A great deal of time and effort has gone into debating the use of the atomic bomb to end the war. Some say it was barbaric and unnecessary; others point to the fanatical zeal of Japanese defenders on Iwo Jima and Okinawa, and the potential horror of an invasion of the Japanese home islands as a good reason to end the war then and there. In a way, it is useless to debate the issue, for it has happened, the events were set in motion, and so many decades removed, the dry words of reports and history books cannot fill us with the urgency, the horror, the blood, and the pain of WWII to more than a peripheral degree. We were not there, at that time, had not suffered through the horror of what seemed like a never-ending succession of fights to the death.
Still, the immensity of this moment, when the most horrible of weapons was unleashed, cannot be over-looked, for it changed the world in ways we could not fathom at the time. It may have ended a hot war quickly and efficiently, but it also triggered a cold war, whose heat lay festering below the ground in silos, in the air aboard strategic bombers, and below the sea in ballistic missile submarines.

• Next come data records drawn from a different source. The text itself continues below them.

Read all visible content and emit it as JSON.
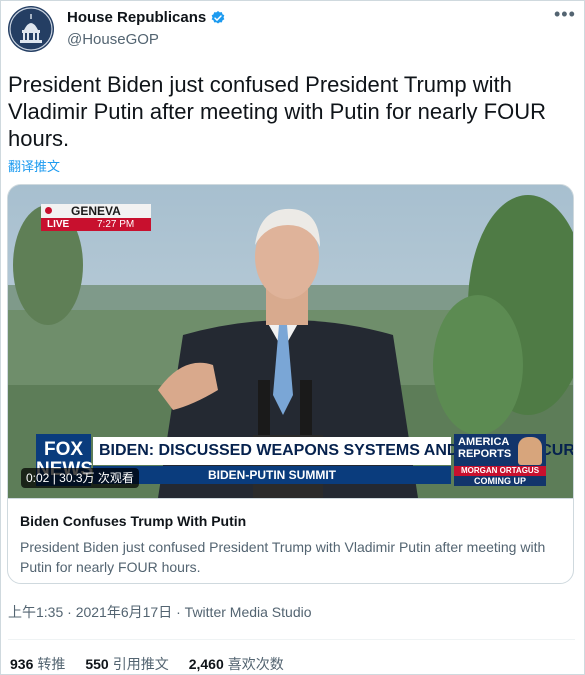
{
  "author": {
    "name": "House Republicans",
    "handle": "@HouseGOP",
    "verified": true,
    "avatar_icon": "capitol-dome-icon"
  },
  "tweet": {
    "text": "President Biden just confused President Trump with Vladimir Putin after meeting with Putin for nearly FOUR hours.",
    "translate_label": "翻译推文"
  },
  "video": {
    "location": "GENEVA",
    "live_label": "LIVE",
    "time": "7:27 PM",
    "network_logo": "FOX NEWS",
    "headline": "BIDEN: DISCUSSED WEAPONS SYSTEMS AND CYBERSECURITY",
    "subheadline": "BIDEN-PUTIN SUMMIT",
    "promo": {
      "show": "AMERICA REPORTS",
      "guest": "MORGAN ORTAGUS",
      "tag": "COMING UP"
    },
    "timestamp": "0:02",
    "views": "30.3万 次观看"
  },
  "card": {
    "title": "Biden Confuses Trump With Putin",
    "description": "President Biden just confused President Trump with Vladimir Putin after meeting with Putin for nearly FOUR hours."
  },
  "meta": {
    "time": "上午1:35",
    "date": "2021年6月17日",
    "source": "Twitter Media Studio"
  },
  "stats": {
    "retweets": {
      "count": "936",
      "label": "转推"
    },
    "quotes": {
      "count": "550",
      "label": "引用推文"
    },
    "likes": {
      "count": "2,460",
      "label": "喜欢次数"
    }
  },
  "colors": {
    "link": "#1d9bf0",
    "verified": "#1d9bf0",
    "fox_blue": "#0a3c7d",
    "fox_red": "#c8102e"
  }
}
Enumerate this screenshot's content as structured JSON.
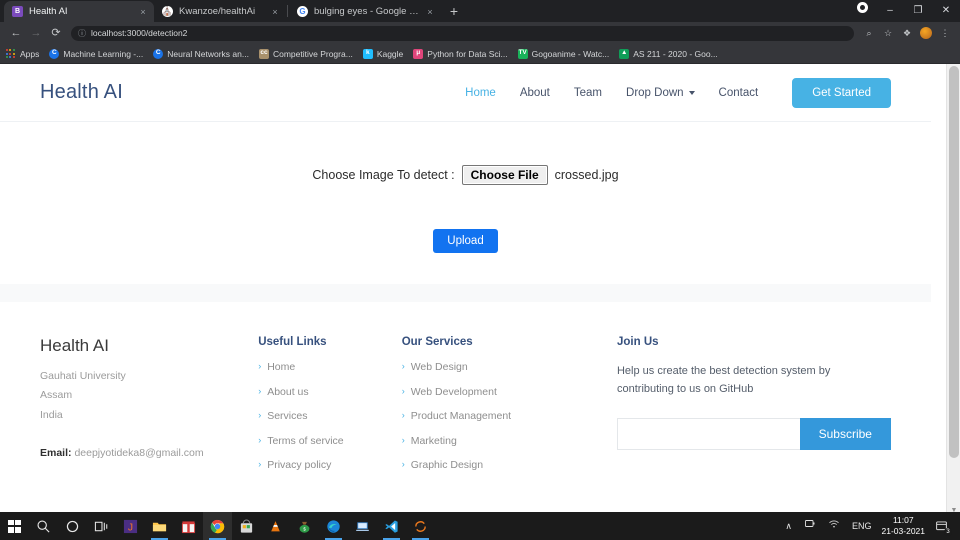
{
  "browser": {
    "tabs": [
      {
        "title": "Health AI",
        "favicon": "bing-icon",
        "active": true,
        "close_label": "×"
      },
      {
        "title": "Kwanzoe/healthAi",
        "favicon": "github-icon",
        "active": false,
        "close_label": "×"
      },
      {
        "title": "bulging eyes - Google Search",
        "favicon": "google-icon",
        "active": false,
        "close_label": "×"
      }
    ],
    "new_tab_label": "+",
    "window_controls": {
      "profile": "●",
      "minimize": "–",
      "maximize": "❐",
      "close": "✕"
    },
    "toolbar": {
      "back": "←",
      "forward": "→",
      "reload": "⟳",
      "url": "localhost:3000/detection2",
      "info_icon": "ⓘ",
      "search_icon": "⌕",
      "bookmark_icon": "☆",
      "extensions_icon": "❖",
      "menu_icon": "⋮"
    },
    "bookmarks": [
      {
        "label": "Apps",
        "icon": "apps-grid-icon"
      },
      {
        "label": "Machine Learning -...",
        "icon": "coursera-icon",
        "letter": "C"
      },
      {
        "label": "Neural Networks an...",
        "icon": "coursera-icon",
        "letter": "C"
      },
      {
        "label": "Competitive Progra...",
        "icon": "codechef-icon",
        "letter": "cc"
      },
      {
        "label": "Kaggle",
        "icon": "kaggle-icon",
        "letter": "k"
      },
      {
        "label": "Python for Data Sci...",
        "icon": "python-icon",
        "letter": "μ"
      },
      {
        "label": "Gogoanime - Watc...",
        "icon": "gogoanime-icon",
        "letter": "TV"
      },
      {
        "label": "AS 211 - 2020 - Goo...",
        "icon": "google-drive-icon",
        "letter": "▲"
      }
    ]
  },
  "site": {
    "brand": "Health AI",
    "nav": [
      {
        "label": "Home",
        "active": true
      },
      {
        "label": "About",
        "active": false
      },
      {
        "label": "Team",
        "active": false
      },
      {
        "label": "Drop Down",
        "active": false,
        "has_caret": true
      },
      {
        "label": "Contact",
        "active": false
      }
    ],
    "cta_label": "Get Started"
  },
  "main": {
    "file_label": "Choose Image To detect :",
    "choose_file_button": "Choose File",
    "file_name": "crossed.jpg",
    "upload_button": "Upload"
  },
  "footer": {
    "brand": "Health AI",
    "address": [
      "Gauhati University",
      "Assam",
      "India"
    ],
    "email_label": "Email:",
    "email_value": "deepjyotideka8@gmail.com",
    "useful_links": {
      "heading": "Useful Links",
      "items": [
        "Home",
        "About us",
        "Services",
        "Terms of service",
        "Privacy policy"
      ]
    },
    "our_services": {
      "heading": "Our Services",
      "items": [
        "Web Design",
        "Web Development",
        "Product Management",
        "Marketing",
        "Graphic Design"
      ]
    },
    "join_us": {
      "heading": "Join Us",
      "text": "Help us create the best detection system by contributing to us on GitHub",
      "input_value": "",
      "input_placeholder": "",
      "subscribe_button": "Subscribe"
    },
    "chevron": "›"
  },
  "taskbar": {
    "start": "windows-logo-icon",
    "items": [
      {
        "name": "search-icon",
        "glyph": "⌕"
      },
      {
        "name": "cortana-icon",
        "glyph": "○"
      },
      {
        "name": "task-view-icon",
        "glyph": "⌸"
      },
      {
        "name": "jupyter-icon",
        "glyph": "⬛",
        "open": false
      },
      {
        "name": "file-explorer-icon",
        "glyph": "὜1",
        "open": true
      },
      {
        "name": "gift-store-icon",
        "glyph": "Ἰ1",
        "open": false
      },
      {
        "name": "chrome-icon",
        "glyph": "◎",
        "open": true,
        "highlight": true
      },
      {
        "name": "microsoft-store-icon",
        "glyph": "Ὤd",
        "open": false
      },
      {
        "name": "vlc-icon",
        "glyph": "△",
        "open": false
      },
      {
        "name": "money-bag-icon",
        "glyph": "Ὃ0",
        "open": false
      },
      {
        "name": "edge-icon",
        "glyph": "◉",
        "open": true
      },
      {
        "name": "remote-desktop-icon",
        "glyph": "Ὃb",
        "open": false
      },
      {
        "name": "vscode-icon",
        "glyph": "⬢",
        "open": true
      },
      {
        "name": "spyder-icon",
        "glyph": "↻",
        "open": true
      }
    ],
    "tray": {
      "chevron_up": "∧",
      "battery_icon": "ὐb",
      "wifi_icon": "◡",
      "language": "ENG",
      "time": "11:07",
      "date": "21-03-2021",
      "notification_count": "3"
    }
  },
  "colors": {
    "accent": "#47b2e4",
    "brand_text": "#37517e",
    "upload_button": "#1273f0",
    "subscribe_button": "#3498db",
    "chrome_bg": "#202124",
    "toolbar_bg": "#35363a"
  }
}
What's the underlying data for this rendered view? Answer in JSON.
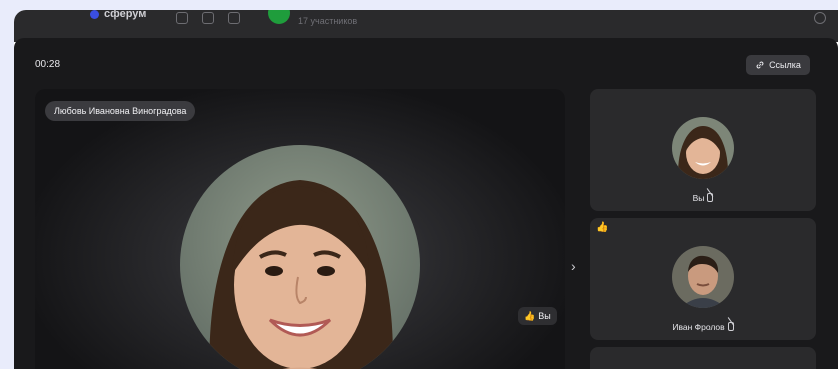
{
  "topbar": {
    "app_name": "сферум",
    "participants": "17 участников"
  },
  "call": {
    "timer": "00:28",
    "link_button": "Ссылка",
    "main_speaker_name": "Любовь Ивановна Виноградова",
    "main_reaction_emoji": "👍",
    "main_reaction_label": "Вы",
    "next_arrow": "›"
  },
  "tiles": [
    {
      "label": "Вы",
      "reaction": ""
    },
    {
      "label": "Иван Фролов",
      "reaction": "👍"
    }
  ],
  "icons": {
    "link": "link-icon",
    "mic_off": "mic-off-icon",
    "thumbs_up": "thumbs-up-icon",
    "chevron_right": "chevron-right-icon"
  },
  "colors": {
    "background": "#e9ecfb",
    "panel": "#19191b",
    "tile": "#2a2a2c",
    "accent_green": "#1f9d3c"
  }
}
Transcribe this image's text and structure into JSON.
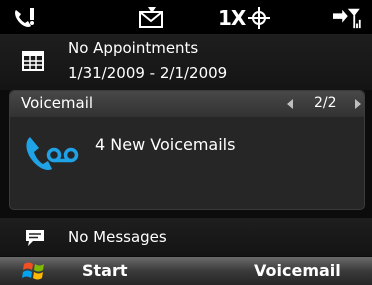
{
  "status_bar": {
    "icons": [
      "phone-signal-icon",
      "message-icon",
      "1x-data-icon",
      "gps-icon",
      "connectivity-signal-icon"
    ],
    "data_label": "1X"
  },
  "appointments": {
    "title": "No Appointments",
    "date_range": "1/31/2009 - 2/1/2009",
    "icon": "calendar-icon"
  },
  "voicemail": {
    "header": "Voicemail",
    "page": "2/2",
    "message": "4 New Voicemails",
    "icon": "voicemail-icon",
    "accent_color": "#1fa3e6"
  },
  "messages": {
    "label": "No Messages",
    "icon": "speech-bubble-icon"
  },
  "softkeys": {
    "left": "Start",
    "right": "Voicemail",
    "start_icon": "windows-logo-icon"
  }
}
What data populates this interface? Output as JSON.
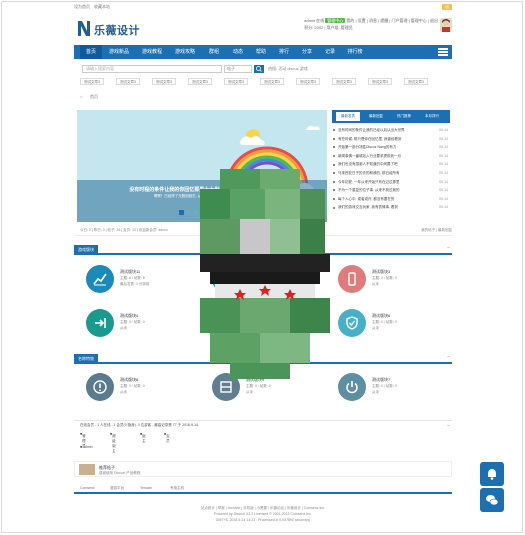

The world after the end of WWII was a place of high drama, fear, panic, and tension, with the potential destruction of the whole world one flock of geese or one nervous leader away.
Let us pause to remember the needless deaths of Hiroshima, from the standpoint of a war the Japanese need not have fought, and the United States needed to end, but perhaps not in such a way as this. We cannot rewrite the pages of history, undo the moment, resurrect the dead, but we can remember all that came and passed at that moment, and use it as the fuel to vow that we will never allow conflict to attain that level again, and we will strive to whatever lengths we must to maintain peace. Let this anniversary serve as a re-dedication of our efforts to bring humanity together as one, to live in peace and harmony for all time.